The DeepLearning.AI Data Engineering Professional Certificate is a comprehensive online program for data engineers and practitioners looking to start or grow their careers.
Organizations of all sizes and across all industries are capturing and generating data at an ever-increasing pace. Within these organizations, every team, from executives, sales and marketing, finance and operations, product and engineering, to customer service, can derive insights and value from organizational data. Whether the end use case is data science, machine learning, or analytics, data engineering is what allows raw data to be converted to value for the business. This is why the role of data engineer is one of the highest-demand jobs in tech today.
Throughout this program, you'll learn the foundations of data engineering while gaining hands-on experience designing and implementing data architectures using AWS and open-source tools.

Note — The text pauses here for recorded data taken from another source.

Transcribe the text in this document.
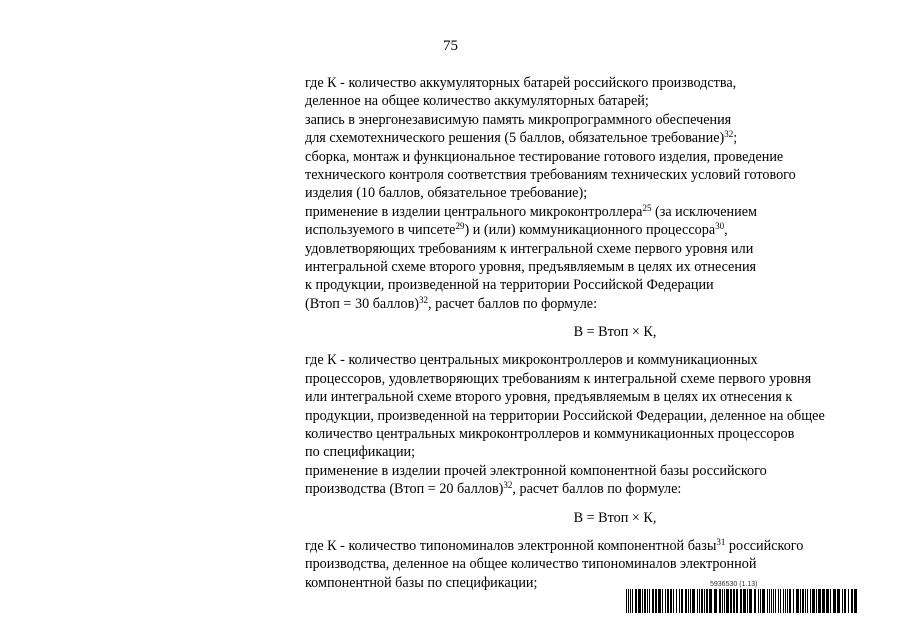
75
где К - количество аккумуляторных батарей российского производства,
деленное на общее количество аккумуляторных батарей;
запись в энергонезависимую память микропрограммного обеспечения
для схемотехнического решения (5 баллов, обязательное требование)$^{32}$;
сборка, монтаж и функциональное тестирование готового изделия, проведение
технического контроля соответствия требованиям технических условий готового
изделия (10 баллов, обязательное требование);
применение в изделии центрального микроконтроллера$^{25}$ (за исключением
используемого в чипсете$^{29}$) и (или) коммуникационного процессора$^{30}$,
удовлетворяющих требованиям к интегральной схеме первого уровня или
интегральной схеме второго уровня, предъявляемым в целях их отнесения
к продукции, произведенной на территории Российской Федерации
(Втоп = 30 баллов)$^{32}$, расчет баллов по формуле:
В = Втоп × К,
где К - количество центральных микроконтроллеров и коммуникационных
процессоров, удовлетворяющих требованиям к интегральной схеме первого уровня
или интегральной схеме второго уровня, предъявляемым в целях их отнесения к
продукции, произведенной на территории Российской Федерации, деленное на общее
количество центральных микроконтроллеров и коммуникационных процессоров
по спецификации;
применение в изделии прочей электронной компонентной базы российского
производства (Втоп = 20 баллов)$^{32}$, расчет баллов по формуле:
В = Втоп × К,
где К - количество типономиналов электронной компонентной базы$^{31}$ российского
производства, деленное на общее количество типономиналов электронной
компонентной базы по спецификации;	5936530 (1.13)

Taught by industry expert Joe Reis, co-author of Fundamentals of Data Engineering, this certificate equips you with the skills and knowledge to excel in a high-demand field, focusing on ingesting, processing, transforming, storing, and serving data to data stakeholders to drive organizational and business objectives. The practical labs were developed in partnership with AWS and Factored.AI to provide you with an authentic experience building data systems on the cloud.

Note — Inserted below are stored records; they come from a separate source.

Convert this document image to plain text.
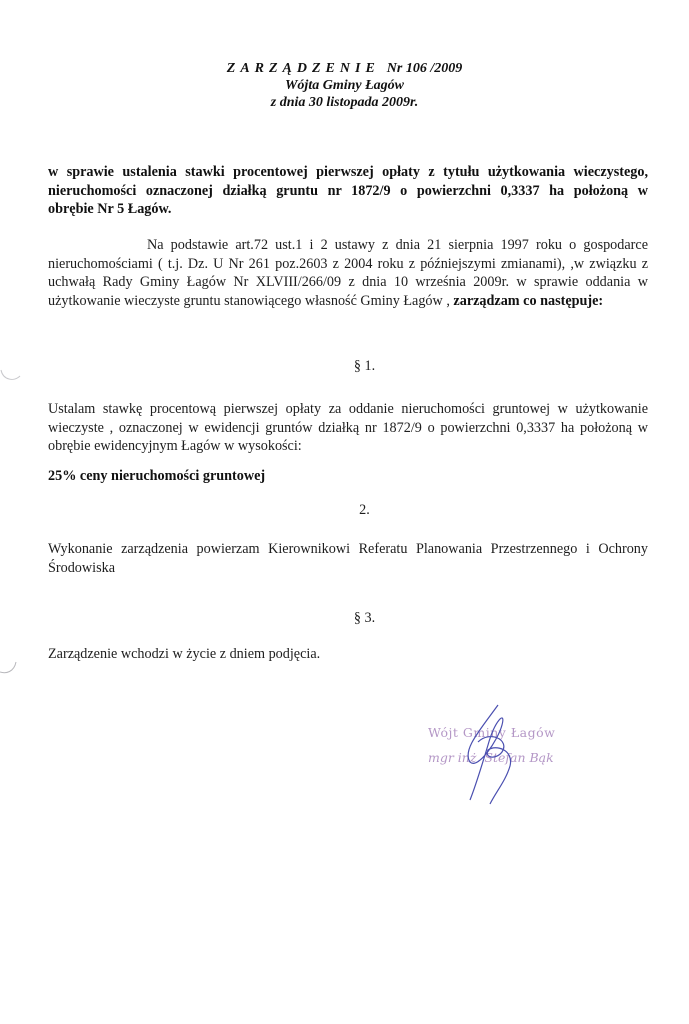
ZARZĄDZENIE Nr 106 /2009
Wójta Gminy Łagów
z dnia 30 listopada 2009r.
w sprawie ustalenia stawki procentowej pierwszej opłaty z tytułu użytkowania wieczystego,
nieruchomości oznaczonej działką gruntu nr 1872/9 o powierzchni 0,3337 ha położoną w
obrębie Nr 5 Łagów.
Na podstawie art.72 ust.1 i 2 ustawy z dnia 21 sierpnia 1997 roku o gospodarce nieruchomościami ( t.j. Dz. U Nr 261 poz.2603 z 2004 roku z późniejszymi zmianami), ,w związku z uchwałą Rady Gminy Łagów Nr XLVIII/266/09 z dnia 10 września 2009r. w sprawie oddania w użytkowanie wieczyste gruntu stanowiącego własność Gminy Łagów , zarządzam co następuje:
§ 1.
Ustalam stawkę procentową pierwszej opłaty za oddanie nieruchomości gruntowej w użytkowanie wieczyste , oznaczonej w ewidencji gruntów działką nr 1872/9 o powierzchni 0,3337 ha położoną w obrębie ewidencyjnym Łagów w wysokości:
25% ceny nieruchomości gruntowej
2.
Wykonanie zarządzenia powierzam Kierownikowi Referatu Planowania Przestrzennego i Ochrony Środowiska
§ 3.
Zarządzenie wchodzi w życie z dniem podjęcia.
Wójt Gminy Łagów
mgr inż. Stefan Bąk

With this certificate, you will have the tools to further your data engineering career.
Praktisches Lernprojekt
In this program, you'll:
Translate stakeholder needs into system requirements and choose the appropriate tools to build the system.
Build end-to-end batch and streaming pipelines on AWS for a product recommendation system.

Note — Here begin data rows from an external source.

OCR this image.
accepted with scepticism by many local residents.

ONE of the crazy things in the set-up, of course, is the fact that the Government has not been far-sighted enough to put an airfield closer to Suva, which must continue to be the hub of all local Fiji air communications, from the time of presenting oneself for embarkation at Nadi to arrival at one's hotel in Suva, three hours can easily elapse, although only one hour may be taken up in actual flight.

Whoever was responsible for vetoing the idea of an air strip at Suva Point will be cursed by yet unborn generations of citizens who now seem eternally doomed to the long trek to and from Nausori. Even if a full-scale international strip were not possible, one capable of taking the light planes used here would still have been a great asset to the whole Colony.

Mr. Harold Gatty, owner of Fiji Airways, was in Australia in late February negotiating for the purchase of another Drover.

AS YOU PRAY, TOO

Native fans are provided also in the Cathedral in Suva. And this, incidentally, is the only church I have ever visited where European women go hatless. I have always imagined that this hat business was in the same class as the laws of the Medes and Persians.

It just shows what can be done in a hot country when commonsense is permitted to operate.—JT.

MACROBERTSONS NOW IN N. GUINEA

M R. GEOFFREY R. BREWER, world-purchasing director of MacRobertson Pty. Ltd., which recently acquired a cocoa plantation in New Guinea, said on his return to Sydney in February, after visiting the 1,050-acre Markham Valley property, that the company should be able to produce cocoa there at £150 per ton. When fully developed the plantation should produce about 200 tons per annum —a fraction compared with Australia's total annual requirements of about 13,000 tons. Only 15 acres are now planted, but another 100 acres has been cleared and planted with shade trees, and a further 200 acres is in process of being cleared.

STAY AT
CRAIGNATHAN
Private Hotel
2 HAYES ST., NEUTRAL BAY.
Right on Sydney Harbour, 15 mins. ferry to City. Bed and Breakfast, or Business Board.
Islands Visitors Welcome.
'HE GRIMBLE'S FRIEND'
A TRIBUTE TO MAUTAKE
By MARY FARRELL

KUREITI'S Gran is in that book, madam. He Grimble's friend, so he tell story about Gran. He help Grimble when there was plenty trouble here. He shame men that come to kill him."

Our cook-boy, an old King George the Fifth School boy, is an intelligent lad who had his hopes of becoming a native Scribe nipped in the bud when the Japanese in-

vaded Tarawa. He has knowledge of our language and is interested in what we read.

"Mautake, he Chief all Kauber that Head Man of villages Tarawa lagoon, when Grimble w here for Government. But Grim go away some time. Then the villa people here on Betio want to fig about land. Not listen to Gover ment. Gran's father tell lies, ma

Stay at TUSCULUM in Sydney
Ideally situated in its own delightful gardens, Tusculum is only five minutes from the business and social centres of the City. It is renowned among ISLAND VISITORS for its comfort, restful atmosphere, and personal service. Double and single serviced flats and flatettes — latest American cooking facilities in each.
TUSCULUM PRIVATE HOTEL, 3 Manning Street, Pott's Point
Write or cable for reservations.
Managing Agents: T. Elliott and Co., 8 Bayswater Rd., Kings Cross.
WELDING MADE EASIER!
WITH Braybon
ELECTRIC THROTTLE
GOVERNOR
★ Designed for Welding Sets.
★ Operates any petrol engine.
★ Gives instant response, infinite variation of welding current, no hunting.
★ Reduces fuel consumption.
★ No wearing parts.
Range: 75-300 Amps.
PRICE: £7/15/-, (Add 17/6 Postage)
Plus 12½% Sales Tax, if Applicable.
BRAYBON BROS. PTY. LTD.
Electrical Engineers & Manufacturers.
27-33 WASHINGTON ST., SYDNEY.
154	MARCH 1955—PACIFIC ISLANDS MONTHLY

Apply principles of good data architecture to assess the security, performance, reliability, and scalability of data systems on AWS.
Explore various types of source systems and troubleshoot common connectivity issues.
Use infrastructure and pipelines as code tools to orchestrate, automate, and monitor your data pipelines.
Design data lake and data lakehouse storage architectures for various use cases.
Explore the impact of data storage choices on query performance and cost.
Model and transform data for analytics and machine learning use cases and compare centralized processing frameworks such as Pandas with distributed processing frameworks like Spark.
Serve your data to downstream data stakeholders for business analytics and machine learning use cases.